About the only news that could be bigger than Ned Lamont's surprise upset over Connecticut incumbent, Joe Lieberman, in the Senate primary last night would be the revelation that someone figured out a way to clone Fidel Castro. Still, while many covering the blog belt aren't amazed by this win for progressive Democrats, others are skeptical not just about whether or not Lieberman will run as an Independent, but just what, if any, overall impact this come from behind win will have in the presidential race of 2008.
Without a doubt, it's reassuring to see Hillary Clinton, John Kerry, and John Edwards all vying for first shot at photo op with the new contender for U.S. Senate, but it would be even more comforting if we heard the four, or five, most likely to run for president, in two years, line up behind the antiwar platform that turned a virtual unknown into a virtuouso player.
Moreover, among the big surprises of last night is not that Joe Lieberman didn't go gently into that night, vowing to run as an Independent, but that his decision to switch party affiliations was not challenged even by members of the Independent party. Is there not a platform, and does Lieberman reflect Independent party line, or can one merely switch back and forth from Democrat to Republican to Independent depending on political expediency and opportunity?
What is less obvious, and what the Democrats need to consider if victory in the most important midterm election, less than three months away, and the presidential election, two years away, is how to come up with a platform that doesn't readilly succumb to the politics of bait and switch, and actually has a distinctive, and discernible world view. How can anyone take a presidential, or any other election seriously when a prominent senator, with more than 30 years of experience under his belt, can morph so comfortably into the skin of another party without anyone even raising so much as an agnostic eyebrow.
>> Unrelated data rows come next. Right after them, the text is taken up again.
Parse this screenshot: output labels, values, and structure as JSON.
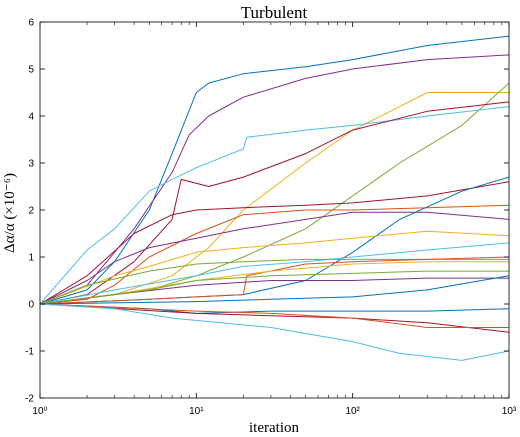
{
  "chart_data": {
    "type": "line",
    "title": "Turbulent",
    "xlabel": "iteration",
    "ylabel": "Δα/α (×10⁻⁶)",
    "xscale": "log",
    "xlim": [
      1,
      1000
    ],
    "ylim": [
      -2,
      6
    ],
    "x_ticks": [
      1,
      10,
      100,
      1000
    ],
    "x_tick_labels": [
      "10⁰",
      "10¹",
      "10²",
      "10³"
    ],
    "y_ticks": [
      -2,
      -1,
      0,
      1,
      2,
      3,
      4,
      5,
      6
    ],
    "y_tick_labels": [
      "-2",
      "-1",
      "0",
      "1",
      "2",
      "3",
      "4",
      "5",
      "6"
    ],
    "grid": false,
    "series": [
      {
        "color": "#0072BD",
        "points": [
          [
            1,
            0
          ],
          [
            2,
            0.3
          ],
          [
            3,
            0.9
          ],
          [
            5,
            2.0
          ],
          [
            7,
            3.2
          ],
          [
            10,
            4.5
          ],
          [
            12,
            4.7
          ],
          [
            20,
            4.9
          ],
          [
            50,
            5.05
          ],
          [
            100,
            5.2
          ],
          [
            300,
            5.5
          ],
          [
            1000,
            5.7
          ]
        ]
      },
      {
        "color": "#7E2F8E",
        "points": [
          [
            1,
            0
          ],
          [
            2,
            0.4
          ],
          [
            4,
            1.6
          ],
          [
            7,
            2.8
          ],
          [
            9,
            3.6
          ],
          [
            12,
            4.0
          ],
          [
            20,
            4.4
          ],
          [
            50,
            4.8
          ],
          [
            100,
            5.0
          ],
          [
            300,
            5.2
          ],
          [
            1000,
            5.3
          ]
        ]
      },
      {
        "color": "#EDB120",
        "points": [
          [
            1,
            0
          ],
          [
            3,
            0.2
          ],
          [
            7,
            0.6
          ],
          [
            12,
            1.2
          ],
          [
            20,
            2.0
          ],
          [
            50,
            3.0
          ],
          [
            100,
            3.7
          ],
          [
            200,
            4.2
          ],
          [
            300,
            4.5
          ],
          [
            1000,
            4.5
          ]
        ]
      },
      {
        "color": "#77AC30",
        "points": [
          [
            1,
            0
          ],
          [
            5,
            0.3
          ],
          [
            10,
            0.6
          ],
          [
            20,
            1.0
          ],
          [
            50,
            1.6
          ],
          [
            100,
            2.3
          ],
          [
            200,
            3.0
          ],
          [
            500,
            3.8
          ],
          [
            1000,
            4.7
          ]
        ]
      },
      {
        "color": "#4DBEEE",
        "points": [
          [
            1,
            0
          ],
          [
            2,
            1.15
          ],
          [
            3,
            1.6
          ],
          [
            5,
            2.4
          ],
          [
            7,
            2.65
          ],
          [
            10,
            2.9
          ],
          [
            20,
            3.3
          ],
          [
            21,
            3.55
          ],
          [
            50,
            3.7
          ],
          [
            100,
            3.8
          ],
          [
            300,
            4.0
          ],
          [
            1000,
            4.2
          ]
        ]
      },
      {
        "color": "#A2142F",
        "points": [
          [
            1,
            0
          ],
          [
            2,
            0.2
          ],
          [
            4,
            0.9
          ],
          [
            7,
            1.8
          ],
          [
            8,
            2.65
          ],
          [
            12,
            2.5
          ],
          [
            20,
            2.7
          ],
          [
            50,
            3.2
          ],
          [
            100,
            3.7
          ],
          [
            300,
            4.1
          ],
          [
            1000,
            4.3
          ]
        ]
      },
      {
        "color": "#D95319",
        "points": [
          [
            1,
            0
          ],
          [
            2,
            0.1
          ],
          [
            3,
            0.4
          ],
          [
            5,
            1.0
          ],
          [
            10,
            1.5
          ],
          [
            20,
            1.9
          ],
          [
            50,
            2.0
          ],
          [
            100,
            2.0
          ],
          [
            300,
            2.05
          ],
          [
            1000,
            2.1
          ]
        ]
      },
      {
        "color": "#A2142F",
        "points": [
          [
            1,
            0
          ],
          [
            2,
            0.6
          ],
          [
            4,
            1.5
          ],
          [
            7,
            1.9
          ],
          [
            10,
            2.0
          ],
          [
            20,
            2.05
          ],
          [
            50,
            2.1
          ],
          [
            100,
            2.15
          ],
          [
            300,
            2.3
          ],
          [
            1000,
            2.6
          ]
        ]
      },
      {
        "color": "#7E2F8E",
        "points": [
          [
            1,
            0
          ],
          [
            2,
            0.5
          ],
          [
            3,
            0.9
          ],
          [
            5,
            1.2
          ],
          [
            10,
            1.4
          ],
          [
            20,
            1.6
          ],
          [
            50,
            1.8
          ],
          [
            100,
            1.95
          ],
          [
            300,
            1.95
          ],
          [
            1000,
            1.8
          ]
        ]
      },
      {
        "color": "#0072BD",
        "points": [
          [
            1,
            0
          ],
          [
            5,
            0.1
          ],
          [
            10,
            0.15
          ],
          [
            20,
            0.2
          ],
          [
            50,
            0.5
          ],
          [
            100,
            1.1
          ],
          [
            200,
            1.8
          ],
          [
            500,
            2.4
          ],
          [
            1000,
            2.7
          ]
        ]
      },
      {
        "color": "#EDB120",
        "points": [
          [
            1,
            0
          ],
          [
            3,
            0.6
          ],
          [
            5,
            0.8
          ],
          [
            10,
            1.1
          ],
          [
            20,
            1.2
          ],
          [
            50,
            1.3
          ],
          [
            100,
            1.4
          ],
          [
            300,
            1.55
          ],
          [
            1000,
            1.45
          ]
        ]
      },
      {
        "color": "#4DBEEE",
        "points": [
          [
            1,
            0
          ],
          [
            3,
            0.3
          ],
          [
            10,
            0.6
          ],
          [
            20,
            0.8
          ],
          [
            50,
            0.9
          ],
          [
            100,
            1.0
          ],
          [
            300,
            1.15
          ],
          [
            1000,
            1.3
          ]
        ]
      },
      {
        "color": "#77AC30",
        "points": [
          [
            1,
            0
          ],
          [
            2,
            0.4
          ],
          [
            5,
            0.7
          ],
          [
            10,
            0.85
          ],
          [
            20,
            0.9
          ],
          [
            50,
            0.95
          ],
          [
            100,
            0.95
          ],
          [
            300,
            0.95
          ],
          [
            1000,
            0.95
          ]
        ]
      },
      {
        "color": "#D95319",
        "points": [
          [
            1,
            0
          ],
          [
            5,
            0.1
          ],
          [
            10,
            0.15
          ],
          [
            20,
            0.2
          ],
          [
            21,
            0.6
          ],
          [
            50,
            0.85
          ],
          [
            100,
            0.9
          ],
          [
            300,
            0.95
          ],
          [
            1000,
            1.0
          ]
        ]
      },
      {
        "color": "#EDB120",
        "points": [
          [
            1,
            0
          ],
          [
            3,
            0.2
          ],
          [
            10,
            0.5
          ],
          [
            30,
            0.7
          ],
          [
            100,
            0.85
          ],
          [
            300,
            0.9
          ],
          [
            1000,
            0.9
          ]
        ]
      },
      {
        "color": "#7E2F8E",
        "points": [
          [
            1,
            0
          ],
          [
            3,
            0.2
          ],
          [
            10,
            0.4
          ],
          [
            30,
            0.5
          ],
          [
            100,
            0.5
          ],
          [
            300,
            0.55
          ],
          [
            1000,
            0.55
          ]
        ]
      },
      {
        "color": "#77AC30",
        "points": [
          [
            1,
            0
          ],
          [
            5,
            0.3
          ],
          [
            10,
            0.5
          ],
          [
            30,
            0.6
          ],
          [
            100,
            0.65
          ],
          [
            300,
            0.7
          ],
          [
            1000,
            0.7
          ]
        ]
      },
      {
        "color": "#0072BD",
        "points": [
          [
            1,
            0
          ],
          [
            10,
            0.05
          ],
          [
            30,
            0.1
          ],
          [
            100,
            0.15
          ],
          [
            300,
            0.3
          ],
          [
            1000,
            0.6
          ]
        ]
      },
      {
        "color": "#0072BD",
        "points": [
          [
            1,
            0
          ],
          [
            5,
            -0.1
          ],
          [
            10,
            -0.2
          ],
          [
            30,
            -0.15
          ],
          [
            100,
            -0.15
          ],
          [
            300,
            -0.15
          ],
          [
            1000,
            -0.1
          ]
        ]
      },
      {
        "color": "#A2142F",
        "points": [
          [
            1,
            0
          ],
          [
            10,
            -0.2
          ],
          [
            30,
            -0.25
          ],
          [
            100,
            -0.3
          ],
          [
            300,
            -0.4
          ],
          [
            1000,
            -0.6
          ]
        ]
      },
      {
        "color": "#D95319",
        "points": [
          [
            1,
            0
          ],
          [
            10,
            -0.15
          ],
          [
            30,
            -0.2
          ],
          [
            100,
            -0.3
          ],
          [
            300,
            -0.5
          ],
          [
            1000,
            -0.5
          ]
        ]
      },
      {
        "color": "#4DBEEE",
        "points": [
          [
            1,
            0
          ],
          [
            3,
            -0.1
          ],
          [
            7,
            -0.3
          ],
          [
            10,
            -0.35
          ],
          [
            30,
            -0.5
          ],
          [
            100,
            -0.8
          ],
          [
            200,
            -1.05
          ],
          [
            500,
            -1.2
          ],
          [
            1000,
            -1.0
          ]
        ]
      }
    ]
  }
}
When differences in party platforms break down such that a race becomes one of personality over principle, something is rotten in the body politic, and if we want leaders, not poseurs, we can't afford to overlook that. When candidacy is about opportunism and not opportunity, and ideas are pushed back stage, there is no way to avoid another Supreme Court appointment to the Oval Office. By now, it must be hugely apparent if representational government is to survive beyond the next two years, it's time to sharpen not merely pencils, but talking points, or we're guaranteed to see more lament, and less Lamont, come November.